Le 15 Mai 2019, par Nicolas Lerègle

Depuis plusieurs années la NASA a pris pour habitude d’étudier la faisabilité de certaines idées, mises par écrit, des auteurs de science-fiction. Ainsi, télétransportation et ascenseurs menant à l’espace pourraient voir le jour.


Le futur (droit) de l’IA : Asimov, HAL ou Vauban ?
La série « Real Humans » ou le film « Blade Runner » mettent en scène des androïdes dont une forme d’humanité, assumée ou copiée, n’est pas la dernière des qualités. Et, les exemples peuvent se multiplier avec une question centrale, quel droit appliquer aux sujets que pourraient être les organismes/objets dotés d’une IA ? Doit-on se référer aux trois lois d’Asimov :
  • Loi n° 1 : un robot ne peut porter atteinte à un être humain ni, restant passif, permettre qu’un être humain soit exposé au danger ;
  • Loi n° 2 : un robot doit obéir aux ordres que lui donne un être humain, sauf si de tels ordres entrent en conflit avec la première loi ;
  • Loi n° 3 : un robot doit protéger son existence tant que cette protection n’entre pas en conflit avec la première ou la deuxième loi.
Ou, craindre des dérapages nous faisant basculer dans un scénario où HAL prendrait le pouvoir…
 
Le droit est un peu démuni, admettons-le, car il est confronté à un schéma peu classique. 
D’un côté un droit habituel et maîtrisé celui de la propriété intellectuelle, les brevets essentiellement, qui protège le créateur et sa création de sa conception à sa fabrication. Ce droit est suffisamment bien étayé pour qu’il ne souffre pas, encore, réellement de contestation du fait de l’irruption de l’IA. Les dessins, les mécanismes, les logiciels, les algorithmes tous ces aspects sont protégeables et permettent à leurs créateurs de faire valoir leurs droits intellectuels sur leurs créations.
 
D’un autre côté, nous avons un corpus de droits à venir plus inhabituel, pour ne pas dire disruptif, au regard de nos usages, constitué par les droits qui entoureront l’usage de l’objet par son propriétaire, mais devront régir les initiatives comportementales - que l’Intelligence Artificielle de l’objet lui permettrait d’avoir - développées de façon autonome. Sans parler de la possibilité d’acquisition de compétences ou de comportements supplémentaires, et donc imprévus, du fait d’une évolution de leurs logiciels par exemple. Après tout, les actualisations des systèmes d’exploitation de nos ordinateurs ou smartphones nous permettent de constater l’émergence de nouvelles fonctionnalités, qui n’étaient pas initialement prévues, améliorant les performances et potentiels de nos équipements.

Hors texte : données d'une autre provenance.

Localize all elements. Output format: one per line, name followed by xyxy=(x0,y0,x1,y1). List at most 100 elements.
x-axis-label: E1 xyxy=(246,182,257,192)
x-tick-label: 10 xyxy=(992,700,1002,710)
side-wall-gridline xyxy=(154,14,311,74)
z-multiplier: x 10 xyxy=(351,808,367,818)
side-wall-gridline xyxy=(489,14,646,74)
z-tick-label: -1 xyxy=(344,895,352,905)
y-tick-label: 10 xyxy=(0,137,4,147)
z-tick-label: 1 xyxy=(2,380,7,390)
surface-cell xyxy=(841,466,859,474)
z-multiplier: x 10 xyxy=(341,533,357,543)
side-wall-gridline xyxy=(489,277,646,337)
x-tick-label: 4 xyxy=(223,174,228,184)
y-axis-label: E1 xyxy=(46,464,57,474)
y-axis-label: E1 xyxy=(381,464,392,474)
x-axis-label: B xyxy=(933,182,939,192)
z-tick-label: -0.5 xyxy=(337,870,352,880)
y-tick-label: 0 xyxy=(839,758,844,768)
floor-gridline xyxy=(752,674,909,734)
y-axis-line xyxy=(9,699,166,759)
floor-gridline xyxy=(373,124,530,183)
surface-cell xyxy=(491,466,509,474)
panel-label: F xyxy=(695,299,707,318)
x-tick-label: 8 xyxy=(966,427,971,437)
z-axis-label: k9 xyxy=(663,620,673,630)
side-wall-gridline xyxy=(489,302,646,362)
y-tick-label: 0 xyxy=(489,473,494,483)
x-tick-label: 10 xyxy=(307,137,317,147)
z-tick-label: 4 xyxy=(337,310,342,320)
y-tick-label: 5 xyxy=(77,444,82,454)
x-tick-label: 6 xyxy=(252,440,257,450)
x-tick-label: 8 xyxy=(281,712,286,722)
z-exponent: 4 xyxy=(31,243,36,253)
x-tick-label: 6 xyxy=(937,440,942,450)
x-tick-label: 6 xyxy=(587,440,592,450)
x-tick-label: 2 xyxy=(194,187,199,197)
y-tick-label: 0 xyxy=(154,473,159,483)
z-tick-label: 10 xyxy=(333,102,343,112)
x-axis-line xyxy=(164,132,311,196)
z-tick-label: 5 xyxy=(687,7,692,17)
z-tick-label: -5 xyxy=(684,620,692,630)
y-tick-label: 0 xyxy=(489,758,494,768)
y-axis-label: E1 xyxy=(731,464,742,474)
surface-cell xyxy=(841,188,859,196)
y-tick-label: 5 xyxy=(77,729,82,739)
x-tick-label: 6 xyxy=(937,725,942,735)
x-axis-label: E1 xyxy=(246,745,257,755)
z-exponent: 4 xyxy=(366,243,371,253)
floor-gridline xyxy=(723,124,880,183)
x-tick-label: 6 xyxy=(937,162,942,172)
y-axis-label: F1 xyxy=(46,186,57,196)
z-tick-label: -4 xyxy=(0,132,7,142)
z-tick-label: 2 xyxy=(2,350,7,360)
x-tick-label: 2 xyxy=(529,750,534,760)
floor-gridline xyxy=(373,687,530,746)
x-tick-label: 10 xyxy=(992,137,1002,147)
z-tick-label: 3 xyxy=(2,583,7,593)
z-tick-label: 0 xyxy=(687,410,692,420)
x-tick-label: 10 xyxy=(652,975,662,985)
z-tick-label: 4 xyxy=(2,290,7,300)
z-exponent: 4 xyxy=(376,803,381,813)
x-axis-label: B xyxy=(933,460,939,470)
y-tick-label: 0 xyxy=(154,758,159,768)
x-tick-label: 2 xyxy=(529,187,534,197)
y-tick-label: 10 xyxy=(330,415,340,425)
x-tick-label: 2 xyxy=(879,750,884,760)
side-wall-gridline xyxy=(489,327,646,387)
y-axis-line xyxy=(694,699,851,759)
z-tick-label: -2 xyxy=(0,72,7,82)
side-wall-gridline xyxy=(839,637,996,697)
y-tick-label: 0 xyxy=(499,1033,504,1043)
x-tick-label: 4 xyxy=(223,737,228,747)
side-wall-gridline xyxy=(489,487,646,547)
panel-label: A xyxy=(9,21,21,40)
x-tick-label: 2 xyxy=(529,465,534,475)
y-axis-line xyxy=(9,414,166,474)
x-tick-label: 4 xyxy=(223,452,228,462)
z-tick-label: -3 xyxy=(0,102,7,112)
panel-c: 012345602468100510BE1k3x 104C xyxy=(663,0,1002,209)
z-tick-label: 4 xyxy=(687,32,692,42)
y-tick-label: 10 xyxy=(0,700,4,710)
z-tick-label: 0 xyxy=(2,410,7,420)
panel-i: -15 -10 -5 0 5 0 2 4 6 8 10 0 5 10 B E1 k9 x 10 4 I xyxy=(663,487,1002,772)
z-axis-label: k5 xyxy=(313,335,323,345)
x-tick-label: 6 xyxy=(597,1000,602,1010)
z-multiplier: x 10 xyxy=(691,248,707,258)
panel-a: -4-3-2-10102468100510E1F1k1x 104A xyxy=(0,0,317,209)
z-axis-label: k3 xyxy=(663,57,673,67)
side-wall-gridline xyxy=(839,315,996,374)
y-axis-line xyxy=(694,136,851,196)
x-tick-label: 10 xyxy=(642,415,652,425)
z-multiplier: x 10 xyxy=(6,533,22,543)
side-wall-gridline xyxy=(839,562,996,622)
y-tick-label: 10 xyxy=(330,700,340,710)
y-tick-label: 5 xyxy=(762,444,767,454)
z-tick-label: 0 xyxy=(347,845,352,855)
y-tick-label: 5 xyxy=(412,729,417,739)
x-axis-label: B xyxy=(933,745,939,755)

Dans ce second cas de figure qui est responsable des comportements ? Qui est propriétaire des évolutions ? Quelles règles doivent être intégrées dans les logiciels pour être des garde-fous ? Le RGPD sera-t-il compris par un androïde ? Qui, en cas de besoin, la voiture autonome sacrifiera, le conducteur ou des piétons surnuméraires ? Les questions sont infinies.
 
Les trois règles d’Asimov constituent, dans le domaine des applications civiles, un viatique très acceptable et d’une complexité logique en phase avec la question qui domine largement celle du droit, à savoir celle de l’éthique.
 
 En 2015 les animaux se sont vu reconnaître des droits en tant qu’êtres vivants et sensibles (le Code Civil rejoignant les Codes Rural et Pénal en ce sens). Il faut anticiper que dans quelques années les objets/organismes pourvus d’une Intelligence Artificielle, qui n’est après tout que le fruit, avec toutes les implications juridiques que cela sous-entend, de l’intelligence humaine de ses concepteurs, se verront doter des mêmes attributs juridiques endogènes, voire plus, au regard de la place qui leur sera donnée par la société.
 
Cette réflexion doit être menée au pas de charge.  Si le droit est souvent à la traîne des avancées de la science, il ne peut pas se permettre de l’être pour des progrès qui côtoient une science-fiction qui commence déjà à faire partie de notre quotidien proche. Voitures autonomes pour bientôt puis, demain, trains et avions, ordinateurs quantiques aux possibilités de calculs démultipliées, processus de décisions autonomisées, évolutions de nos sociétés autant que de nos modes de travail, humains « améliorés » …pour toutes ces avancées et bien d’autres, le cadre légal qui leur serait afférent n’est pas encore construit et laisse la porte ouverte aux gourous et experts autoproclamés, et remplis de certitudes, d’un droit qui n’existe pas, or le citoyen consommateur doit être protégé.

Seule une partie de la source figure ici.